California Wants to Regulate Options for Kids’ Drinks

By James Sweet III | United States

A new bill in California would require restaurants to give children one of two initial options for drinks when ordering a meal: milk or water. Senate Bill 1192 has already passed the California State Assembly. If Governor Jerry Brown signs it, it would become the first law of its kind.

In Section 114379.20 of Chapter 12.8, it is stated that “a restaurant that sells a children’s meal shall make the default beverage offered with the children’s meal” either water or milk. However, it does not necessarily have to be plain water. The bill does allow some variations, including seltzer and flavored water.

The bill “does not prohibit a restaurant’s ability to sell, or a customer’s ability to purchase, an alternative beverage instead of the default beverage offered with the children’s meal, if requested by the purchaser of the children’s meal.” This is quite interesting, as it allows the parents to order whatever they want for their children if they are fine with letting their child drink something that’s not water or milk. It attempts to address situations in which parents allow children too many unhealthy drinks. Despite this, it does not take any firm action in this direction, as parents can easily circumvent this.
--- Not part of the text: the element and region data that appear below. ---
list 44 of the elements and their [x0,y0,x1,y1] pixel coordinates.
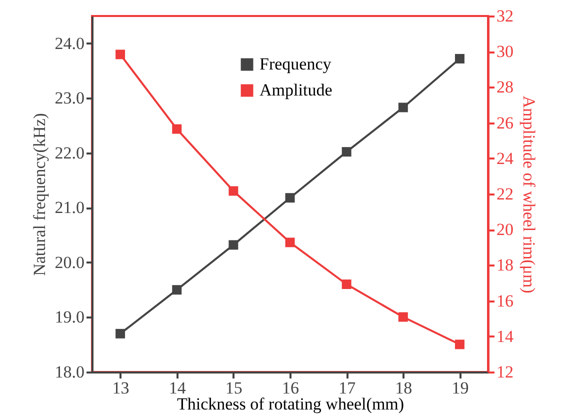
point [285,193,295,203]
y2-tick-label: 30 [496,42,514,62]
x-tick-label: 18 [395,378,412,398]
legend-label: Frequency [260,54,332,74]
x-tick-label: 15 [225,378,242,398]
y2-axis-title: Amplitude of wheel rim(μm) [520,96,538,294]
y2-tick-label: 14 [496,326,514,346]
point [454,54,464,64]
point [116,50,126,60]
y-axis-title: Natural frequency(kHz) [30,113,49,276]
y2-tick-label: 22 [496,184,514,204]
point [454,340,464,350]
y-tick-label: 24.0 [54,34,84,53]
y2-tick-label: 12 [496,362,514,382]
point [398,312,408,322]
point [342,147,352,157]
x-tick-label: 14 [168,378,186,398]
y2-tick-label: 28 [496,78,514,97]
point [228,186,238,196]
y-tick-label: 22.0 [54,143,84,162]
x-axis-title: Thickness of rotating wheel(mm) [176,394,404,414]
x-tick-label: 17 [338,378,356,398]
y2-tick-label: 16 [496,291,514,310]
y-tick-label: 23.0 [54,88,84,108]
point [398,102,408,112]
legend-label: Amplitude [260,80,332,100]
point [285,238,295,248]
point [116,328,126,338]
y2-tick-label: 18 [496,256,514,275]
point [342,280,352,289]
y-tick-label: 21.0 [54,198,84,218]
y2-tick-label: 20 [496,220,514,240]
y-tick-label: 18.0 [54,362,84,382]
x-tick-label: 13 [112,378,130,398]
x-tick-label: 16 [282,378,299,398]
y2-tick-label: 24 [496,148,514,168]
y-tick-label: 20.0 [54,252,84,272]
y2-tick-label: 32 [496,6,514,26]
y2-tick-label: 26 [496,113,514,132]
point [172,124,182,134]
point [228,240,238,250]
x-tick-label: 19 [452,378,469,398]
y-tick-label: 19.0 [54,308,84,327]
point [172,285,182,295]
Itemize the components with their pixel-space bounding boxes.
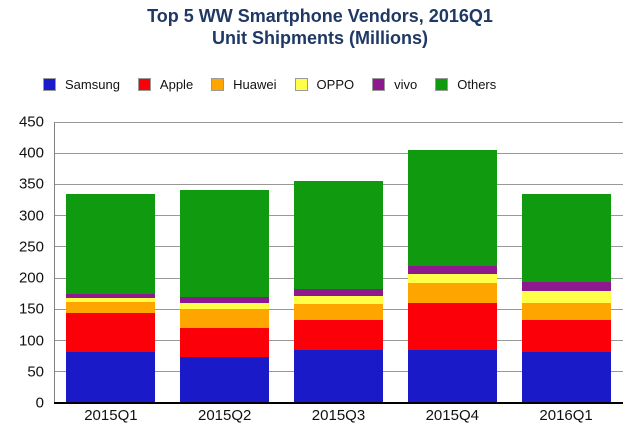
- stacked-bar-2016Q1: [521, 193, 611, 403]
- legend-swatch-samsung: [43, 78, 56, 91]
- x-tick-label-2016Q1: 2016Q1: [539, 407, 593, 424]
- bar-segment-2015Q3-oppo: [293, 296, 383, 304]
- legend-label: Apple: [159, 77, 194, 92]
- bar-column-2015Q2: [168, 122, 282, 403]
- y-tick-label-50: 50: [27, 363, 44, 381]
- legend-label: OPPO: [316, 77, 355, 92]
- y-tick-label-350: 350: [18, 175, 44, 193]
- bar-segment-2015Q3-apple: [293, 320, 383, 351]
- y-tick-label-0: 0: [35, 394, 44, 412]
- bar-segment-2015Q2-vivo: [180, 297, 270, 303]
- bar-segment-2015Q4-vivo: [407, 265, 497, 274]
- gridline-400: [54, 152, 623, 154]
- legend-label: Others: [457, 77, 497, 92]
- legend-item-huawei: Huawei: [211, 77, 277, 92]
- bar-column-2015Q3: [282, 122, 396, 403]
- bar-column-2015Q4: [395, 122, 509, 403]
- stacked-bar-2015Q2: [180, 189, 270, 403]
- legend-swatch-apple: [137, 78, 151, 91]
- y-tick-label-200: 200: [18, 269, 44, 287]
- stacked-bar-2015Q1: [66, 194, 156, 403]
- x-tick-label-2015Q1: 2015Q1: [84, 407, 138, 424]
- bar-segment-2015Q4-oppo: [407, 273, 497, 283]
- legend-item-apple: Apple: [137, 77, 194, 92]
- bars-container: [54, 122, 623, 403]
- bar-segment-2016Q1-samsung: [521, 351, 611, 403]
- bar-segment-2016Q1-apple: [521, 319, 611, 352]
- legend-item-samsung: Samsung: [43, 77, 120, 92]
- bar-segment-2015Q3-huawei: [293, 303, 383, 321]
- bar-segment-2015Q2-oppo: [180, 303, 270, 309]
- legend-swatch-vivo: [372, 78, 386, 91]
- bar-segment-2015Q1-huawei: [66, 302, 156, 314]
- bar-segment-2015Q1-samsung: [66, 351, 156, 403]
- legend-item-vivo: vivo: [372, 77, 417, 92]
- y-tick-label-150: 150: [18, 300, 44, 318]
- bar-segment-2016Q1-vivo: [521, 282, 611, 292]
- legend-swatch-huawei: [211, 78, 225, 91]
- bar-column-2015Q1: [54, 122, 168, 403]
- legend-label: vivo: [394, 77, 418, 92]
- bar-segment-2015Q1-others: [66, 194, 156, 294]
- bar-segment-2015Q4-others: [407, 150, 497, 266]
- bar-segment-2015Q2-others: [180, 189, 270, 298]
- bar-segment-2015Q2-samsung: [180, 357, 270, 403]
- bar-column-2016Q1: [509, 122, 623, 403]
- x-axis-labels: 2015Q1 2015Q2 2015Q3 2015Q4 2016Q1: [54, 407, 623, 424]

The bill defines a restaurant as “a retail food establishment that prepares, serves, and vends food directly to the consumer.” Since fast food restaurants are included in this definition, it is important to note that chains like McDonald’s already serve healthy beverages with their kid’s meals. For example, they serve Happy Meals® with organic juice or milk. Sit down restaurants, on the other hand, often do not include drinks with meals, so the bill largely does not affect them. Thus, the main target is fast food chains that do not serve healthy drinks by default.

One can only wonder if this bill will be effective in cutting down on obesity and diseases like diabetes. McDonald’s and other companies are currently taking all of the actions that the bill proposes. So, if signed, it appears that it will make few noticeable changes, but cement into law some decisions the market is already making.